There are other issues that grab consumer interest but, for whatever reason, never seem to break through the public consciousness and out into the open. This has been the case with genetically modified foods.
Government statistics from 2007 show that the vast majority of the country's commodity ingredients come from GMO crops: 91% of soy, 87% of cotton and 73% of corn. It's estimated that GMOs are now present in more than 80% of packaged food products found in U.S. or Canadian supermarkets.

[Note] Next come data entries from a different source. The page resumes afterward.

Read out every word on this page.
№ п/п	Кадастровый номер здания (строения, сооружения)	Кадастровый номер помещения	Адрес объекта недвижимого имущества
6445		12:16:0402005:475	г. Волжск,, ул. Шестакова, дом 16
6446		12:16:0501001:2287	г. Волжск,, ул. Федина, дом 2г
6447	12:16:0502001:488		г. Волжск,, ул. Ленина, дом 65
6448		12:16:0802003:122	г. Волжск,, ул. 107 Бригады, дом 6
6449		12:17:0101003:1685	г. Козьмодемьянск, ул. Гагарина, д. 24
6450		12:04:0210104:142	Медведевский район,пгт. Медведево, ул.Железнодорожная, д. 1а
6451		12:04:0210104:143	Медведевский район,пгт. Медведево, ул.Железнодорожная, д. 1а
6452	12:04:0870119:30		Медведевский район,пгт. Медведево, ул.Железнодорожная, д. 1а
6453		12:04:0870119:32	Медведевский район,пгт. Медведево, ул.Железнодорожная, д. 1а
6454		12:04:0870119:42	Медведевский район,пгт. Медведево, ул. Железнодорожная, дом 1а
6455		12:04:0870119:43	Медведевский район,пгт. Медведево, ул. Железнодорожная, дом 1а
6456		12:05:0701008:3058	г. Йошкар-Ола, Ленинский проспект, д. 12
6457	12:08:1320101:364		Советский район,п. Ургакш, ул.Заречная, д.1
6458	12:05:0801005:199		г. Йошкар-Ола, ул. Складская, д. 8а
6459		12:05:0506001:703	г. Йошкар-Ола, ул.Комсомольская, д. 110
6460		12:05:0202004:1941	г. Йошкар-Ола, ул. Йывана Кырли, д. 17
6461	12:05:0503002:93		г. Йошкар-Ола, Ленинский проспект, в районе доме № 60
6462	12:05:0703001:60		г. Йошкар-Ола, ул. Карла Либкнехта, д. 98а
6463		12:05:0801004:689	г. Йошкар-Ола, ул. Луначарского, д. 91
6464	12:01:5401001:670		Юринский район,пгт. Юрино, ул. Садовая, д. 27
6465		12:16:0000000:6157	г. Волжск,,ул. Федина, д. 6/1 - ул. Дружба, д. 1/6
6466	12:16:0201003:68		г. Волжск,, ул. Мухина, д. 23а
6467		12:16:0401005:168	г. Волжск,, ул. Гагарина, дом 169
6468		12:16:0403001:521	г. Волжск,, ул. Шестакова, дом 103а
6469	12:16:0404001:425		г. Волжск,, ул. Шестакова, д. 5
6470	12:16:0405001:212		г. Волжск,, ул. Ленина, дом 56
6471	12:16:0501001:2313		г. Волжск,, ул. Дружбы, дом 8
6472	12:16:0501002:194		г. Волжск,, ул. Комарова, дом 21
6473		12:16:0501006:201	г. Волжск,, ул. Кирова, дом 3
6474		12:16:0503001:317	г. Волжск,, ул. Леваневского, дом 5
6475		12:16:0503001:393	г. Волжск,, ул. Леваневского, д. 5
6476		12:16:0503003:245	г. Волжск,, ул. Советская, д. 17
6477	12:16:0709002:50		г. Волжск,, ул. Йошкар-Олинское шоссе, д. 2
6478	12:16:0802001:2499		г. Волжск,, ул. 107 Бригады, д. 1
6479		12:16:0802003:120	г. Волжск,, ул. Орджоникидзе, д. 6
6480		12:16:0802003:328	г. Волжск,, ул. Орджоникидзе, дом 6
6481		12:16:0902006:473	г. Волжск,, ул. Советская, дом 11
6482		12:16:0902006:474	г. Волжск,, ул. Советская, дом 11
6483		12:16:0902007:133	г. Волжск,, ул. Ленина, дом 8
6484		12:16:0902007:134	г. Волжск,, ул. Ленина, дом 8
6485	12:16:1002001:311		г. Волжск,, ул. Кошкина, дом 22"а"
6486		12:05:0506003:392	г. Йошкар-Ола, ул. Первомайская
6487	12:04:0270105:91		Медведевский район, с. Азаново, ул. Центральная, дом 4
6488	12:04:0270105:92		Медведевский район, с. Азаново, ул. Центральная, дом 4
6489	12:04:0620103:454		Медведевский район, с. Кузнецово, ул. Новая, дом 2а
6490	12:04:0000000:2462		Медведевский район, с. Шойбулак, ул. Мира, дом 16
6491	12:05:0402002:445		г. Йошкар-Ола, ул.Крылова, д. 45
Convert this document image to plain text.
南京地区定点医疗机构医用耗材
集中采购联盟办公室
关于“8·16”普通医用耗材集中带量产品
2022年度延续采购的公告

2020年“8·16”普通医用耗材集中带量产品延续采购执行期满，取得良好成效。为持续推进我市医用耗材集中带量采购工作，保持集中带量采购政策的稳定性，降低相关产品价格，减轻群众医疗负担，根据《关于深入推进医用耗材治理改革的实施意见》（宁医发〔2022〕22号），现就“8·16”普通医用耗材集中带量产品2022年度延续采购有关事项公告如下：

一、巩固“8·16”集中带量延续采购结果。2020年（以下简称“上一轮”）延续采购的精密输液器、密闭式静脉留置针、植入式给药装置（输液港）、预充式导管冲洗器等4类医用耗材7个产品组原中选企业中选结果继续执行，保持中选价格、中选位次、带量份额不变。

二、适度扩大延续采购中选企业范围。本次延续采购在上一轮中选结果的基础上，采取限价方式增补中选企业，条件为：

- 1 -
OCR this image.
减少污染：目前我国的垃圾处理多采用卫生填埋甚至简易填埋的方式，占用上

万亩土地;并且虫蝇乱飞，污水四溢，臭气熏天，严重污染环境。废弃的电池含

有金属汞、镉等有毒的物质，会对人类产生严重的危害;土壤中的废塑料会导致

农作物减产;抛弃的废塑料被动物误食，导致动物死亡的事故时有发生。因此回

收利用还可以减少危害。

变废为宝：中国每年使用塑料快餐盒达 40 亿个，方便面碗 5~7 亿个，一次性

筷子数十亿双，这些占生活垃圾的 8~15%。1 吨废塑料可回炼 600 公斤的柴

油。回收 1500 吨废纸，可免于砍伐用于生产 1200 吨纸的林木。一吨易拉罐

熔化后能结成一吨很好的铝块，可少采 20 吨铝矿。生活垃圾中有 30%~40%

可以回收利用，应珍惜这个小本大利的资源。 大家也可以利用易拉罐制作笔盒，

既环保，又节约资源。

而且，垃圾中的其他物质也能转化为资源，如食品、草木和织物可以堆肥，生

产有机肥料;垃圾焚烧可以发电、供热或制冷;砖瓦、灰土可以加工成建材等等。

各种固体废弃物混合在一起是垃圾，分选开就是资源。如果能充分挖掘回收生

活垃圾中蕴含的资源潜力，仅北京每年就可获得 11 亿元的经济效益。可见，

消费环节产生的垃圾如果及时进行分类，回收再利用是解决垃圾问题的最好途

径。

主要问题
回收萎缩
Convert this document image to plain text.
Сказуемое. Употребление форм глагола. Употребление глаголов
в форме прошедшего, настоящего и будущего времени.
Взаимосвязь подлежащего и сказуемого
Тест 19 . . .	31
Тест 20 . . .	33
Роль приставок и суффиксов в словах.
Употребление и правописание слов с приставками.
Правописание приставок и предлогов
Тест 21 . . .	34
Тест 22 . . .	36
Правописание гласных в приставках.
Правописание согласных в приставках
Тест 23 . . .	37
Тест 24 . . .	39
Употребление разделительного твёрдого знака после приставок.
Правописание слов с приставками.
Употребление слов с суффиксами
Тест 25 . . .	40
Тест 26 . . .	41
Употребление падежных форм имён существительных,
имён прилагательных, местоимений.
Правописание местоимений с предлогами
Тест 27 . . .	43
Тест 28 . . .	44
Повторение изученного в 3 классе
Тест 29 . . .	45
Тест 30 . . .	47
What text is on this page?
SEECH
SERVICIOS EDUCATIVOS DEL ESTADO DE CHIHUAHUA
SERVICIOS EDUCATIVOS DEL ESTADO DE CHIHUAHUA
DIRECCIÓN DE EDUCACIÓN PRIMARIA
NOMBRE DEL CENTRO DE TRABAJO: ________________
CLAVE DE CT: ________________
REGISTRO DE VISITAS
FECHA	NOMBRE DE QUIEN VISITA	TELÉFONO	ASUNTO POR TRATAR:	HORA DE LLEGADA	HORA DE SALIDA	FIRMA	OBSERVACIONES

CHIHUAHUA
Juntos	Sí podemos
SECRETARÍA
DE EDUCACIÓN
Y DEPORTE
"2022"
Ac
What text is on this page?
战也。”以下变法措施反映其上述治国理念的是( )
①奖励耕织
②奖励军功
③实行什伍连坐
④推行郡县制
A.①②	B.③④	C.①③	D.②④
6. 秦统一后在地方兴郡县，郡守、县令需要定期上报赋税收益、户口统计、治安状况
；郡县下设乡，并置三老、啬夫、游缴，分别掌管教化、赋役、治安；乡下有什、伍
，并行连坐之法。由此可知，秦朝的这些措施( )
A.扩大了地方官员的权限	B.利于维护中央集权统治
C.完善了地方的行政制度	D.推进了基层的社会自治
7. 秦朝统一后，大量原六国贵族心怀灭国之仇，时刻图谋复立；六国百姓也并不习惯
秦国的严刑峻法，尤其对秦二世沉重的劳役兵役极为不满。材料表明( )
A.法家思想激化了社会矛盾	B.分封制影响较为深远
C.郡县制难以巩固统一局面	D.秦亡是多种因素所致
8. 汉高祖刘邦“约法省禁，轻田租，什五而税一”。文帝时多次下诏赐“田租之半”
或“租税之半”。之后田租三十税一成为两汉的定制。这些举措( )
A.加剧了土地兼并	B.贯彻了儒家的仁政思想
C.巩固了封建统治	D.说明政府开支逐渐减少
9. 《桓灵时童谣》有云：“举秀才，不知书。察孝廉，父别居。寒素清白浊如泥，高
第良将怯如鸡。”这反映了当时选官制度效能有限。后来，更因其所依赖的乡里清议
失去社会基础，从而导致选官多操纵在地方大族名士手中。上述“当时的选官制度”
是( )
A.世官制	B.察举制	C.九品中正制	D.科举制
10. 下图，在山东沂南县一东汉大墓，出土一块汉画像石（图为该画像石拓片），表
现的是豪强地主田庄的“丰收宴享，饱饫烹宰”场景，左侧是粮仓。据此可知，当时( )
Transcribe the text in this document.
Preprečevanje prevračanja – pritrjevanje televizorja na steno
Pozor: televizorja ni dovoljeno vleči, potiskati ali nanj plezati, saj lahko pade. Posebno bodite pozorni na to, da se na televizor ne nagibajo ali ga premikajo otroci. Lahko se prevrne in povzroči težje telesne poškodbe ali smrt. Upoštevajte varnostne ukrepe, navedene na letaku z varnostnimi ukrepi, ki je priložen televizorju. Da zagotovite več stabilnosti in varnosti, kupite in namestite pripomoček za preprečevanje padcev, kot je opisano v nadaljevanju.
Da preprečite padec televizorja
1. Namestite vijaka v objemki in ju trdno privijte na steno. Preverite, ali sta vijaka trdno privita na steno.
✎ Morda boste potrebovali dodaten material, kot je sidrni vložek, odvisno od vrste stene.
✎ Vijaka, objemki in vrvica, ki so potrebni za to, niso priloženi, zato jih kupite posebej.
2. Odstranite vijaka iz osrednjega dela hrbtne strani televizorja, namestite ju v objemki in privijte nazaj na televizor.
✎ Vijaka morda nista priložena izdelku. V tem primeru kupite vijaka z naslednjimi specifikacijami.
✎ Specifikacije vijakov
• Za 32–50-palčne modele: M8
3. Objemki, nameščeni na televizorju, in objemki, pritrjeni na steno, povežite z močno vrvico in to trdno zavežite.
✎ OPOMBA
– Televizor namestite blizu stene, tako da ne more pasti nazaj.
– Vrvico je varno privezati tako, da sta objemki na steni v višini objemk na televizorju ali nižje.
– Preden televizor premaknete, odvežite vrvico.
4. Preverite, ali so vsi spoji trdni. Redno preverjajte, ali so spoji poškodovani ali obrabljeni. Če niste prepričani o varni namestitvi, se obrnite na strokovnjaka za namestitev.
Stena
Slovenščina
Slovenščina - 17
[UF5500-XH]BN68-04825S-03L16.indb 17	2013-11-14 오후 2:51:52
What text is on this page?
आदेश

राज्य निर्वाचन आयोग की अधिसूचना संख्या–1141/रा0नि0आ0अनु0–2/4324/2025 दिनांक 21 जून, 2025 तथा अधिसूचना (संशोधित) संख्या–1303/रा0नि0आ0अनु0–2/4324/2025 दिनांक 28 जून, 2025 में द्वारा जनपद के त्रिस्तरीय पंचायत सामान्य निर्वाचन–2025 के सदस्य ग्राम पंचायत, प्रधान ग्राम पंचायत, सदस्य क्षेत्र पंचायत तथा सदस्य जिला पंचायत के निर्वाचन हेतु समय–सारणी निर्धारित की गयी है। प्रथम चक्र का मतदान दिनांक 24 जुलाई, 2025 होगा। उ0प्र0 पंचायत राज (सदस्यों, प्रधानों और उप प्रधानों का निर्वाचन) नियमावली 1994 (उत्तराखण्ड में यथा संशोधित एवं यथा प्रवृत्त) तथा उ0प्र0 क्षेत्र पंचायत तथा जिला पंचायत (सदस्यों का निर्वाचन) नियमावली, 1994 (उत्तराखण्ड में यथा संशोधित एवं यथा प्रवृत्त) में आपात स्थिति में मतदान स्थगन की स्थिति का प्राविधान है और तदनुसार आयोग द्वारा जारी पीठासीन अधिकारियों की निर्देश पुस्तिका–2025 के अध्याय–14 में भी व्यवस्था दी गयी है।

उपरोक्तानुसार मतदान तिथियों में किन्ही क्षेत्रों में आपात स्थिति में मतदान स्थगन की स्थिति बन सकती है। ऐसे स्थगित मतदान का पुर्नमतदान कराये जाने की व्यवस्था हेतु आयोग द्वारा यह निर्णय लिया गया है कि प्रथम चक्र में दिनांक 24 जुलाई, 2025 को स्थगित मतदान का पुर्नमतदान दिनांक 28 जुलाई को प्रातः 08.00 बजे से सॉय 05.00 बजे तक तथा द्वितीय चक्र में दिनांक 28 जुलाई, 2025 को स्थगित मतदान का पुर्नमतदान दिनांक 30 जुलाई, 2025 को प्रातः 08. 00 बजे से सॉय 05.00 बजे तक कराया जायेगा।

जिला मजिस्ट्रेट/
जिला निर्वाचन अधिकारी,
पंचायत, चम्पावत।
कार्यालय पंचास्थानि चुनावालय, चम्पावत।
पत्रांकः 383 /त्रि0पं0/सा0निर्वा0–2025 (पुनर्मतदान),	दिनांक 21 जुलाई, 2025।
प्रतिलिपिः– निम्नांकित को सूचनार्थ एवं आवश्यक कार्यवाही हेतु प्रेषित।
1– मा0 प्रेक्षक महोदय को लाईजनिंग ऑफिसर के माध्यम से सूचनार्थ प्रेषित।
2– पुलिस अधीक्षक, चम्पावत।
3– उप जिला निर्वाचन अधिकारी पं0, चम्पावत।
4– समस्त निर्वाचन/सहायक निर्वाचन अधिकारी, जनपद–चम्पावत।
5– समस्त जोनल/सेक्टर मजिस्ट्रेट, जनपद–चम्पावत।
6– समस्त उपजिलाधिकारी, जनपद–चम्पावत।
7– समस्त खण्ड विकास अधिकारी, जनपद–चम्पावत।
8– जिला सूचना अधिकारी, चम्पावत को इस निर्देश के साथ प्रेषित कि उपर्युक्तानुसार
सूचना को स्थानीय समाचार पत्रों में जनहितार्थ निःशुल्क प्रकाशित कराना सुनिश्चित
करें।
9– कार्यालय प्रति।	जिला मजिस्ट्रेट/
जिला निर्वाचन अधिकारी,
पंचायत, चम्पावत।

The coming year promises to bring about a greater, more pervasive awareness of those numbers as opponents of GMOs bring a unified campaign — complete with a non-GMO standard — to the public.
The Non-GMO Project has launched the country's first consensus-based guidelines, which include third-party certification and a uniform seal for approved products. Tests must indicate that the ingredient is below 0.9% GMO — compatible with laws in the European Union. The organization also requires documented traceability and segregation to ensure the tested ingredients are what go into the final product.
Concurrent with this, a new non-GMO website was launched by the Institute for Responsible Technology that provides consumers with a directory of non-GMO brands. The site was developed “for the 53% of Americans who say they would avoid GMOs if labeled.”
The website and the label have the potential to spark a new round of concern among shoppers who are today much more attuned to the ways their food is produced. The growth of the organic (which bans GMO ingredients), local and green product categories reflects a generation of consumers who could be less tolerant of genetic modification.
Yet, this whole issue might still go away (again), if the concept of GMOs is changed. A study written up in a recent New York Times blog noted that when apples from the Midwest, modified to resist apple scab disease, were presented to local consumers labeled “Reduced Environmental Impact,” they scored much higher on the preference scale. The test subjects liked that the apples required fewer pesticides and fungicides, and were locally grown.
The study raises an interesting question: Is genetic modification a problem of science, or of marketing? Ultimately, that's the question to answer: Not whether GMO foods are bad, in and of themselves; rather, does the technology allow us to reduce or eliminate older, more obvious evils?